Tra le notevoli figure di studiosi nati a S. Severino spicca Eustachio Divini (1610-1685), costruttore di strumenti ottici (lenti, microscopi) e astronomo di fama. Pure nella prima metà del Seicento visse il sanseverinate Virgilio Puccitelli (1599-1654), autore di drammi per musica tra i più famosi del tempo.
Tra Sei e Settecento continuò l’edificazione o la ricostruzione di edifici di culto, tra cui la chiesa di S. Agostino nella piazza centrale che, costruita nel Quattrocento e ristrutturata nel 1776, alcuni decenni più tardi (1826) sarebbe diventata il Duomo Nuovo della città. Notevoli anche le chiese di S. Giuseppe, riccamente dipinta e ornata di statue dello scultore locale Venanzio Bigioli, e di S. Domenico, dall’interno seicentesco, cui è annesso un grande chiostro. Tra le costruzioni civili realizzate in questi secoli si distingue il Palazzo Municipale, edificato nel 1764 su progetto di Clemente Orlandi.

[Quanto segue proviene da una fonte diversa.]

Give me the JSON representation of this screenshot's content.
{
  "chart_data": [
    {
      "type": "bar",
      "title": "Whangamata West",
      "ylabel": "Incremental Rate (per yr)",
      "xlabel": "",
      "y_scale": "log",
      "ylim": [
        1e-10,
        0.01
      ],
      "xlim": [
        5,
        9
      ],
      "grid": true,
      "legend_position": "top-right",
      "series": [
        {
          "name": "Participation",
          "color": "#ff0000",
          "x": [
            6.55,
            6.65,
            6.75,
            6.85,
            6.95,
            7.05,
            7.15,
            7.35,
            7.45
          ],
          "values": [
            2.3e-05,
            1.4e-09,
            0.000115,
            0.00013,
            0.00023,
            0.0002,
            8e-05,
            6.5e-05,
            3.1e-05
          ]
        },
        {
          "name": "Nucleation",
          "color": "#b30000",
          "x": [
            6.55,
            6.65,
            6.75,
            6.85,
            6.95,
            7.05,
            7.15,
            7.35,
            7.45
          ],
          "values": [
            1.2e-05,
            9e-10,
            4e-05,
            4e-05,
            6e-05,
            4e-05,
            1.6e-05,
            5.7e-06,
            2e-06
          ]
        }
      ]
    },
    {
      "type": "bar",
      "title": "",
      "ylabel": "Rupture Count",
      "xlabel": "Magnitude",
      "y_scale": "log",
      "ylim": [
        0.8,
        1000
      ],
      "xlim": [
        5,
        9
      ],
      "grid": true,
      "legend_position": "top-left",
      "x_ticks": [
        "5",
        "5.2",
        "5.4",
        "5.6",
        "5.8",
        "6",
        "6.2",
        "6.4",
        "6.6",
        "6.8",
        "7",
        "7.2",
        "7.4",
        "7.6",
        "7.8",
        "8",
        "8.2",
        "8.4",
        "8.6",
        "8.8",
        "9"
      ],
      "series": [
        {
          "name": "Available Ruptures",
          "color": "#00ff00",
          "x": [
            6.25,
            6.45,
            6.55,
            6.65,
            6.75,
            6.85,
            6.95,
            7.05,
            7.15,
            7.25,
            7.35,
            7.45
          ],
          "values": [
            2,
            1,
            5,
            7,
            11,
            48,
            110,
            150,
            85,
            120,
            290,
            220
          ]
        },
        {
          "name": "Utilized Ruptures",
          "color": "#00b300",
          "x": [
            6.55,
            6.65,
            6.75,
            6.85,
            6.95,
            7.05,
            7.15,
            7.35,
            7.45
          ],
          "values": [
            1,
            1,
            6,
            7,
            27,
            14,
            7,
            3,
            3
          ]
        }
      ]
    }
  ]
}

Nel 1795 Pio VI concesse la facoltà di aprire una zecca, istituzione che non durò a lungo anche a causa dell’invasione napoleonica che avrebbe colpito dopo pochi anni S. Severino e tutte le Marche.
Dall’Ottocento a oggi
Sotto il napoleonico Regno d’Italia S. Severino, annessa al Dipartimento del Musone, fu dichiarata capoluogo di cantone. Con la Restaurazione al suo governatorato furono annessi anche i territori di Tolentino, Sarnano e S. Ginesio.
Negli ultimi anni del Settecento S. Severino diede i natali a un grande architetto neoclassico che avrebbe lasciato un segno ben riconoscibile sia nella sua città natale che in diversi luoghi delle Marche e dello Stato Pontificio: Ireneo Aleandri (1795-1885). In gioventù progettò a S. Severino la Porta di San Lorenzo, il teatro Feronia (1823), le chiese di San Paolo e San Michele, la facciata del santuario di S. Pacifico e la scenografica Torre dell’Orologio in piazza del Popolo. Più tardi avrebbe realizzato lo Sferisterio di Macerata e il teatro Ventidio Basso di Ascoli Piceno.
Nello stesso periodo visse il pittore Filippo Bigioli (1798-1878) che operò soprattutto a Roma, ma lasciò anche diverse tele nella sua città natale, oggi conservate nel Palazzo Comunale. Nel primo Ottocento furono realizzate anche residenze di campagna di notevole valore architettonico come Villa Collio, bell’esempio di villa neoclassica con sala centrale a pianta ottagonale progettata da Giuseppe Lucatelli.
Dopo l’Unità d’Italia S. Severino seguì le vicende del nuovo stato. Nel corso del Novecento l’economia della cittadina si mantenne a vocazione agricola e commerciale, pur con qualche attività industriale sviluppatasi nella seconda metà del secolo. Durante la seconda guerra mondiale il territoro di S. Severino fu teatro di aspri scontri tra tedeschi e formazioni partigiane.
Oggi S. Severino Marche è nota per il suo centro storico, tra i più interessanti delle Marche, e come città d’arte per le importanti istituzioni che ospita: la Pinacoteca Civica “Tacchi-Venturi”, il Museo Archeologico “G. Moretti”, ospitato nell’antico episcopio, la Galleria Comunale d’Arte Moderna (nel Palazzo Comunale), il ricco Museo del Territorio, la Biblioteca Comunale “F. Antolisei” e il magnifico Teatro Feronia con la sua stagione di prosa. Il Premio Salimbeni per la storia e la critica d’arte e il San Severino Marche Blues Festival si aggiungono alle diverse manifestazioni culturali – mostre, concerti, spettacoli – che qualificano la cittadina. Oltre ai richiami dell’arte il vasto e vario territorio sanseverinate è ricco di valori paesistici, talvolta collegati a castelli e località molto suggestivi come Aliforni, Pitino, Castel S. Pietro ed Elcito.